先週のトルコリラは、週明けから前週に実施されたトルコ中銀による利下げが消化不良だったと見えトルコリラ売りが先行してのスタートとなりましたが、米金利が上昇し主要通貨においてもドル買い圧力が強まる中でトルコリラ売りも強まり、火曜には史上最安値を8.44レベルへと更新する動きとなりました。その後はドル円の動き同様にドル買いの動きに対する調整も入り、週後半は月曜高値と火曜安値の半値を中心としたもみあいが続きました。
また金曜にドル円で急速に円高が進行した際には他のクロス円同様にトルコリラ円でも売りが見られ、トルコリラ円は下げる流れとなったものの、安値更新には至らず9円台は維持しての週末クローズとなりました。
トルコリラは2週間前のトルコ中銀利下げによって政策金利が15.0%へと下げられ、中銀が指標とするコアインフレ率を2%程度下回る状況となり、このことがトルコリラ安の最大の要因となっているのですが、トルコ中銀はトルコリラの急落を受け木曜に銀行関係者との会合を持ちました。しかし、利下げをやめるといった話ではなく、理解を求めたようなニュアンスで報道されていますし、金曜にはエルドアン大統領は今後も金利は下がると暗に利下げ圧力を継続する発言を行っています。
こうした動きを考えると、次回12月16日のトルコ中銀会合では更なる利下げが行われるリスクがあると同時に、利上げを行うことはないでしょうから現状維持であってもインフレ率を考えると中長期的なトルコリラ安は続くと考えざるを得ません。今週3日にはトルコのCPIが発表されますが、コアCPIは前回から上昇し17.5%という予想になっています。15%の政策金利との乖離が一段と広がるようであれば、トルコリラは対ドル、対円で史上最安値を更新する可能性が高まります。
テクニカルには、いつもの4時間足チャート(上からトルコリラ円、ドルトルコリラ、ドル円)を見ていただくのですが、今週は異なるチャートツールを使わせていただきます。
※到達確率チャートをご覧の方はご存じだと思いますが、ドルトルコリラのフィードが先週止まり、対ドルレートが修正されるまで使えないため。
トルコリラ円もドルトルコリラも先週のトルコリラ史上最安値に向かっている緩やかなトルコリラ安相場となっています。
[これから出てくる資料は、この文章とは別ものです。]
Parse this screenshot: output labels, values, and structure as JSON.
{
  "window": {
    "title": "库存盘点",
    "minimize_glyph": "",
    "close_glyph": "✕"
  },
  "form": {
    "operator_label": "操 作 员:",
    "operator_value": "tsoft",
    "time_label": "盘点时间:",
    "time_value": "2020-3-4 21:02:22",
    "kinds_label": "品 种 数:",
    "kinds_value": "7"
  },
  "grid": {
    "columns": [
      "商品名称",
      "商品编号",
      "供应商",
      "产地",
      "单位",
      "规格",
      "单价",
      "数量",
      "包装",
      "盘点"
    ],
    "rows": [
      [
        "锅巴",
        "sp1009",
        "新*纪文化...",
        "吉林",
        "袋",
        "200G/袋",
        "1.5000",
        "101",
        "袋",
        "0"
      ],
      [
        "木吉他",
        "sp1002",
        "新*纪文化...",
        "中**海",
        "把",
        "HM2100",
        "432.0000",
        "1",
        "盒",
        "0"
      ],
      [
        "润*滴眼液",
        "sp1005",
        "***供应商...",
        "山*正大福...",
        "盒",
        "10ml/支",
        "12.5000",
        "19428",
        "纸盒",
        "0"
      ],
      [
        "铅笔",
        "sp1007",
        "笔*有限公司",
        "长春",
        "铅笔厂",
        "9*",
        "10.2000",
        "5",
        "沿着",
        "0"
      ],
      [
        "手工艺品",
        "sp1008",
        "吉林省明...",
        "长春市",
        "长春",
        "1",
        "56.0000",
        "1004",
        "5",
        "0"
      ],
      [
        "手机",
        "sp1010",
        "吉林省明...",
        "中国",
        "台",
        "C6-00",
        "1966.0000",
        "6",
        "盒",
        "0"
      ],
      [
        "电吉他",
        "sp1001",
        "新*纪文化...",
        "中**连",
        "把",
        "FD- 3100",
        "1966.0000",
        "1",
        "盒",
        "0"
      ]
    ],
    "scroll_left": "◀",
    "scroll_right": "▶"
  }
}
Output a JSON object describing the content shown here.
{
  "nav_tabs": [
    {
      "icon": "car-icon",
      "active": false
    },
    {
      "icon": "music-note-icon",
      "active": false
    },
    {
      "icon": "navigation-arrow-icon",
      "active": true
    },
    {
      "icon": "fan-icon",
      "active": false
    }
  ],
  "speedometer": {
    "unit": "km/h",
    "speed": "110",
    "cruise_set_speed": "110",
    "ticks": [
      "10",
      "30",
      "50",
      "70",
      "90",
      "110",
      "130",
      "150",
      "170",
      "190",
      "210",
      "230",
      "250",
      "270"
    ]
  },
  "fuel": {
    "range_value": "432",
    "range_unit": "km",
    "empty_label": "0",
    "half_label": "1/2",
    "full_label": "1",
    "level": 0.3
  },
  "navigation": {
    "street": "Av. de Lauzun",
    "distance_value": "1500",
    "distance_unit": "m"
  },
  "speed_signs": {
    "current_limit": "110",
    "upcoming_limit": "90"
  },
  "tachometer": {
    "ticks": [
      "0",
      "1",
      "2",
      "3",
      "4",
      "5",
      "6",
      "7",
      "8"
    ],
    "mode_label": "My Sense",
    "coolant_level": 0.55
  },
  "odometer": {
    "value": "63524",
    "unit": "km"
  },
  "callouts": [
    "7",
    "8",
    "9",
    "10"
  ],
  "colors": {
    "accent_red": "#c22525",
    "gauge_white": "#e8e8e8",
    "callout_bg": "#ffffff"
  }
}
今週もトルコのCPIは金曜ですが、新型コロナのオミクロン変異株で悪いニュースが出てくることがあれば、クロス円での円高要因となりますし、CPI発表に向けて仕掛け的なトルコリラ売りが出て来ないとも限りません。引き続き下げに警戒せざるを得ないというところでしょう。
水準的には上値は先週後半の戻り高値がレジスタンスとなりますが、下値は既に先週示したテクニカルなターゲット9.05を割り込んだことから、次のテクニカルなターゲット7.37という水準はさすがに遠いため、50銭刻み程度で8円の大台といった節目のレートを考えることとなりそうです。
ただ、今週のところはそこまでの動きは考えず、先週安値に近い8.50レベルをサポートに先週後半の戻り高値に近い9.90レベルをレジスタンスとする流れを見ておきます。